The Google researchers examining these silent corrupt execution errors (CEEs) concluded “mercurial cores” were to blame – CPUs that miscalculated occasionally, under different circumstances, in a way that defied prediction. (That’s mercurial as in unpredictable, not Mercurial as in the version control system of the same name.)
The errors were not the result of chip architecture design missteps, and they’re not detected during manufacturing tests. Rather, Google engineers theorize, the errors have arisen because we’ve pushed semiconductor manufacturing to a point where failures have become more frequent and we lack the tools to identify them in advance.
In a paper titled “Cores that don’t count” [PDF], Hochschild and colleagues Paul Turner, Jeffrey Mogul, Rama Govindaraju, Parthasarathy Ranganathan, David Culler, and Amin Vahdat cite several plausible reasons why the unreliability of computer cores is only now receiving attention, including larger server fleets that make rare problems more visible, increased attention to overall reliability, and software development improvements that reduce the rate of software bugs.

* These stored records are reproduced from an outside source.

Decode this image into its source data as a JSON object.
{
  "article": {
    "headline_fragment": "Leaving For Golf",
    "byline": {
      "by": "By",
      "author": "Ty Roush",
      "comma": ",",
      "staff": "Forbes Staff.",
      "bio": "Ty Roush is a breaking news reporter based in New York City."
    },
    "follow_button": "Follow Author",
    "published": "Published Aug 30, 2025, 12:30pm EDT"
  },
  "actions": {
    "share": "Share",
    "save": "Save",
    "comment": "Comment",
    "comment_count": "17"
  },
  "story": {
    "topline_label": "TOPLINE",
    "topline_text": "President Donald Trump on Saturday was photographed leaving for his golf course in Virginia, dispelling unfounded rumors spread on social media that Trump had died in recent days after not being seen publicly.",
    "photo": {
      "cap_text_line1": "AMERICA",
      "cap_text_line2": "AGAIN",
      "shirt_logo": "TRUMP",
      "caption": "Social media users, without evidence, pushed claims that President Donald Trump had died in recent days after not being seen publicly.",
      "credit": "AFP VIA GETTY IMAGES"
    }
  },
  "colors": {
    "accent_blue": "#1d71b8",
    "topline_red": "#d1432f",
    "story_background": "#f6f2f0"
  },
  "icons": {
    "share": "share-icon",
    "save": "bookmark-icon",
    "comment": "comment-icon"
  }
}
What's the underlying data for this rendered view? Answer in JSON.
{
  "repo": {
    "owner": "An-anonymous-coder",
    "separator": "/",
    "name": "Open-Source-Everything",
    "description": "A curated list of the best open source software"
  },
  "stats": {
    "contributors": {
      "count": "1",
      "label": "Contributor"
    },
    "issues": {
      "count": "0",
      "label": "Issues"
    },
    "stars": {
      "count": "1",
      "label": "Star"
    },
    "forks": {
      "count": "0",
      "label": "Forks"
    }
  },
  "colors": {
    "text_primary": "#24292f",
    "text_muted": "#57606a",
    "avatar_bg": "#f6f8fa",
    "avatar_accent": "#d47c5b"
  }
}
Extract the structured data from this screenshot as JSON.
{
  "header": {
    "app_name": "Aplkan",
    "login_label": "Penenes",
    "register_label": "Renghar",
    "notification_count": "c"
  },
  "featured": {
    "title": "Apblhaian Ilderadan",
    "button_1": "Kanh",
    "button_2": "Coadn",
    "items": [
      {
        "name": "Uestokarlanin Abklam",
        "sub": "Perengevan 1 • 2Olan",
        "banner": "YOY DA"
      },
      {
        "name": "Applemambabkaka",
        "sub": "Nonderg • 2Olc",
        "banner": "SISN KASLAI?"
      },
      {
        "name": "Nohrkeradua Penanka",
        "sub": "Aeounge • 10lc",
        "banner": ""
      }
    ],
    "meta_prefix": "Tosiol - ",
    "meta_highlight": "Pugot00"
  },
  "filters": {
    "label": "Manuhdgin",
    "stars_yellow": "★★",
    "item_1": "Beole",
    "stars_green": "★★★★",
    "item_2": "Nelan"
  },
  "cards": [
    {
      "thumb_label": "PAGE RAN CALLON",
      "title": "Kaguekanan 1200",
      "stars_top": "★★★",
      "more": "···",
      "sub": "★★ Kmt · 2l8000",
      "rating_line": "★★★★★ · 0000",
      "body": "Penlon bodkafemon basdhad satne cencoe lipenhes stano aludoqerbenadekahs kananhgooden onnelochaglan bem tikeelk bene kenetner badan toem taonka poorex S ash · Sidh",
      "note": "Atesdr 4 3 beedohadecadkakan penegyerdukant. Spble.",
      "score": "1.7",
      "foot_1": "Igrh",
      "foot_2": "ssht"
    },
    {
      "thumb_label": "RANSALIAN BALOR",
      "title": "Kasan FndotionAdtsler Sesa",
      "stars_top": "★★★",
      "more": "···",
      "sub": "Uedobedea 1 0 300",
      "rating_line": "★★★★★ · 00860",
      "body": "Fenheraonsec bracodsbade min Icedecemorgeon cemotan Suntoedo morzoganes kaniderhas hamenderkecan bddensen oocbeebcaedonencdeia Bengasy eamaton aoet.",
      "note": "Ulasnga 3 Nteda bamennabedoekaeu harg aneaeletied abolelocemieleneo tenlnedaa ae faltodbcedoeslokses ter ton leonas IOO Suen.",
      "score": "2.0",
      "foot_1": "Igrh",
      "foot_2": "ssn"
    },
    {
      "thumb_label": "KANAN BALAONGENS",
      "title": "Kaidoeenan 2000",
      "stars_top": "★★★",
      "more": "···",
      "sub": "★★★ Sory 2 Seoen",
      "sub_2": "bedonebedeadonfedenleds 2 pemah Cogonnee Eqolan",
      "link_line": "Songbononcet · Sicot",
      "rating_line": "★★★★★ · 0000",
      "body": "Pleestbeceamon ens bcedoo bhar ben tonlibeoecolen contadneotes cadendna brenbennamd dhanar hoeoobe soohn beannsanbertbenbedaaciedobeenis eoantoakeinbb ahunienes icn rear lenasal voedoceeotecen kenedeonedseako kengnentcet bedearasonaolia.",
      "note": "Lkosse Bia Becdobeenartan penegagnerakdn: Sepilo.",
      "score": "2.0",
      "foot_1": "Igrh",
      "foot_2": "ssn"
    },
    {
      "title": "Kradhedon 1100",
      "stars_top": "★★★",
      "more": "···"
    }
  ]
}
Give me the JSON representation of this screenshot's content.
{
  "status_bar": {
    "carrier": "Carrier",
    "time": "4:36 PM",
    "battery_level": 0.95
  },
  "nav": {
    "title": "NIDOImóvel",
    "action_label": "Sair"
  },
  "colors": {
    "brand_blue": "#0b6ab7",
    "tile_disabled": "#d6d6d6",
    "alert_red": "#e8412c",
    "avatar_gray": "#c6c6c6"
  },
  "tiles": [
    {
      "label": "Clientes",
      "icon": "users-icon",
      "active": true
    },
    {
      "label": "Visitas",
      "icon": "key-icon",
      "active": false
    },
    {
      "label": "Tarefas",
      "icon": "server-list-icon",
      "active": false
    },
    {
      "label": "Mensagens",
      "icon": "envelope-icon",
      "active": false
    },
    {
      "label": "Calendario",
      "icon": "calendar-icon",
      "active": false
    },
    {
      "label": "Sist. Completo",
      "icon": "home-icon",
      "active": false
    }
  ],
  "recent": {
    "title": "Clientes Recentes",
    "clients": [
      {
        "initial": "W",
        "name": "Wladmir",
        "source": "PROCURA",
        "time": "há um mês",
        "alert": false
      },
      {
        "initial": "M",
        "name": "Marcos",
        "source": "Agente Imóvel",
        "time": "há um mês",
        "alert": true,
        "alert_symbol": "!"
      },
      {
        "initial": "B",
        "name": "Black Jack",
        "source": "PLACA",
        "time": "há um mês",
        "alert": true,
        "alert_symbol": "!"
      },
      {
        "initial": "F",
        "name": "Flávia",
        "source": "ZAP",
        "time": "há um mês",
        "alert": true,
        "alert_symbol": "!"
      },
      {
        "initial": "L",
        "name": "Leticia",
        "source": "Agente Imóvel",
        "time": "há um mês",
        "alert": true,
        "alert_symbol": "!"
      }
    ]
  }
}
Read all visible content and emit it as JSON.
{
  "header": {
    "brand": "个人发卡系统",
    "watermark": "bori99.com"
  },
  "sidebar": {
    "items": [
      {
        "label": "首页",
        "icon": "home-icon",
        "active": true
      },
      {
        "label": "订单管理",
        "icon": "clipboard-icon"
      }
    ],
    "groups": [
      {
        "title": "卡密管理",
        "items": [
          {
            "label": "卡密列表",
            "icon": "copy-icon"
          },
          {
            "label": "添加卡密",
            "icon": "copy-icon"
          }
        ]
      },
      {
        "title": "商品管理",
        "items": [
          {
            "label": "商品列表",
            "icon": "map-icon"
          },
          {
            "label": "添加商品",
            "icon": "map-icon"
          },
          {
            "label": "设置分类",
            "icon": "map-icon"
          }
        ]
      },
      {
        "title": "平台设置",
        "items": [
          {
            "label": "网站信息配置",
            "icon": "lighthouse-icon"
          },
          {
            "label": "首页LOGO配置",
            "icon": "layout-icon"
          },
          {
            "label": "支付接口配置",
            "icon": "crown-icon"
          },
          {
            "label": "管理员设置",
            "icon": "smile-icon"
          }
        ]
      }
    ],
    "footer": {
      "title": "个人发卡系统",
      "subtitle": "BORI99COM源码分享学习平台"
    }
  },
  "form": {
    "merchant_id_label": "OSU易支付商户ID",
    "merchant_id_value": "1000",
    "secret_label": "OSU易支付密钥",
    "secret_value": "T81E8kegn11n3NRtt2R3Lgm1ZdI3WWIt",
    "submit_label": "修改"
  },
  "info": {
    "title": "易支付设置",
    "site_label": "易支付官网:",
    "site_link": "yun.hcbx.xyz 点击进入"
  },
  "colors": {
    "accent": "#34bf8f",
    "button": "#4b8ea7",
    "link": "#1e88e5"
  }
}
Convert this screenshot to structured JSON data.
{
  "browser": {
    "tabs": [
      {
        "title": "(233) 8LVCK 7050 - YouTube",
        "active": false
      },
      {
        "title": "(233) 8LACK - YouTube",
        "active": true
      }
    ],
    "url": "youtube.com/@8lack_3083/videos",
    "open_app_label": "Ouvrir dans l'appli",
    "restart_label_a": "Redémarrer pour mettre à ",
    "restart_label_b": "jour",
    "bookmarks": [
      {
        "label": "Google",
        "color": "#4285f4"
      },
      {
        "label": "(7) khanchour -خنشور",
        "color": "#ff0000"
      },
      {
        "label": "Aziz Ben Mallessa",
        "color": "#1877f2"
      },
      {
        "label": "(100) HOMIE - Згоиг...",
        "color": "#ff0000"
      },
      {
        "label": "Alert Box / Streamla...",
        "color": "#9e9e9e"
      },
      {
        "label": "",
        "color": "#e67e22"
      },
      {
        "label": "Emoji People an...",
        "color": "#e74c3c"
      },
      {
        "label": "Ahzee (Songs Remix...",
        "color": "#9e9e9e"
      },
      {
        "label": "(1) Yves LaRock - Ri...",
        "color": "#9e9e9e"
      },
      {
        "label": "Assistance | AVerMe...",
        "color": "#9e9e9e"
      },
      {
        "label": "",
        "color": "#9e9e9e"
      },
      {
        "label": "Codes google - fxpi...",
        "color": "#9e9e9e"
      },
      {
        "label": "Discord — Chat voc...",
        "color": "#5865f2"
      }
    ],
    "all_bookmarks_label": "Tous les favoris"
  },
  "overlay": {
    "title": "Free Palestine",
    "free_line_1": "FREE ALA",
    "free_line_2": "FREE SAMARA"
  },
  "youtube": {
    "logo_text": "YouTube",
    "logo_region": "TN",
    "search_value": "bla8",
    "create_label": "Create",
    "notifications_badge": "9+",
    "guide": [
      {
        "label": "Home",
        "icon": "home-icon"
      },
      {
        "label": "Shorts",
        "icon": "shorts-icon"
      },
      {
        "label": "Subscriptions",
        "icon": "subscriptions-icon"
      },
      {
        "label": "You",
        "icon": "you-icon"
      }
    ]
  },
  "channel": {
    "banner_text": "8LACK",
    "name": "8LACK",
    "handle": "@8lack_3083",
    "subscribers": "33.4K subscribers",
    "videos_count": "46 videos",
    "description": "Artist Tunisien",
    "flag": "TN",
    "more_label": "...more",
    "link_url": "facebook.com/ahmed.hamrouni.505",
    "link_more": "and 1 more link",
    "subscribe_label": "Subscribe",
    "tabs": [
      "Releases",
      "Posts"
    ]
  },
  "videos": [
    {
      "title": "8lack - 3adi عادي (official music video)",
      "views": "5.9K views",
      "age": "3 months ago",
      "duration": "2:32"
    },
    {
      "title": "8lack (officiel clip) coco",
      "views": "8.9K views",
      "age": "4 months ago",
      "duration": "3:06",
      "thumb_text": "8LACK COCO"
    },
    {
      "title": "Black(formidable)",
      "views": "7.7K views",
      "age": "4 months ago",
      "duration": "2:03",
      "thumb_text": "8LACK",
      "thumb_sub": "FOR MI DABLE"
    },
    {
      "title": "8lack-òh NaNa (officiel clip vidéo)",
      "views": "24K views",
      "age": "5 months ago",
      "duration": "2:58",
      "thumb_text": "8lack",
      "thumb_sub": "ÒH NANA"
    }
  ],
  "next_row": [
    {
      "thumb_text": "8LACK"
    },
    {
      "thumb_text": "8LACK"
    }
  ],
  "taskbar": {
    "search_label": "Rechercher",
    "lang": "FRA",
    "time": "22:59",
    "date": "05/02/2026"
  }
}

“But we believe there is a more fundamental cause: ever-smaller feature sizes that push closer to the limits of CMOS scaling, coupled with ever-increasing complexity in architectural design,” the researchers state, noting that existing verification methods are ill-suited for spotting flaws that occur sporadically or as a result of physical deterioration after deployment.
Google’s not alone
Facebook has noticed the errors, too. In February, the social ad biz published a related paper, “Silent Data Corruption at Scale,” that states, “Silent data corruptions are becoming a more common phenomena in data centers than previously observed.” The paper proposes mitigation strategies though doesn’t address the root cause.
As Google’s researchers see it, Facebook spotted a symptom of unreliable cores – silent data corruption. But identifying the cause of the problem, and coming up with a fix, will require further work.
The risks posed by misbehaving cores include not only crashes, which the existing fail-stop model for error handling can accommodate, but also incorrect calculations and data loss, which may go unnoticed and pose a particular risk at scale.
Hochschild recounted an instance where Google’s errant hardware conducted what might be described as an auto-erratic ransomware attack.
“One of our mercurial cores corrupted encryption,” he explained. “It did it in such a way that only it could decrypt what it had wrongly encrypted.”
Google’s researchers declined to reveal detected CEE rates at its data centers citing “business reasons,” though they provided a ballpark figure “on the order of a few mercurial cores per several thousand machines – similar to the rate reported by Facebook.”
Ideally, Google would like to see automated methods to identify mercurial cores and has suggested strategies like CPU testing throughout the chip’s lifecycle rather than relying only on burn-in testing prior to deployment. The mega-corp is currently relying on human-driven core integrity interrogation, which is not particularly accurate, because tools and techniques for identifying dubious cores remain works in progress.
“In our recent experience, roughly half of these human identified suspects are actually proven, on deeper investigation, to be mercurial cores – we must extract ‘confessions’ via further testing (often after first developing a new automatable test),” Google’s researchers explain. “The other half is a mix of false accusations and limited reproducibility.”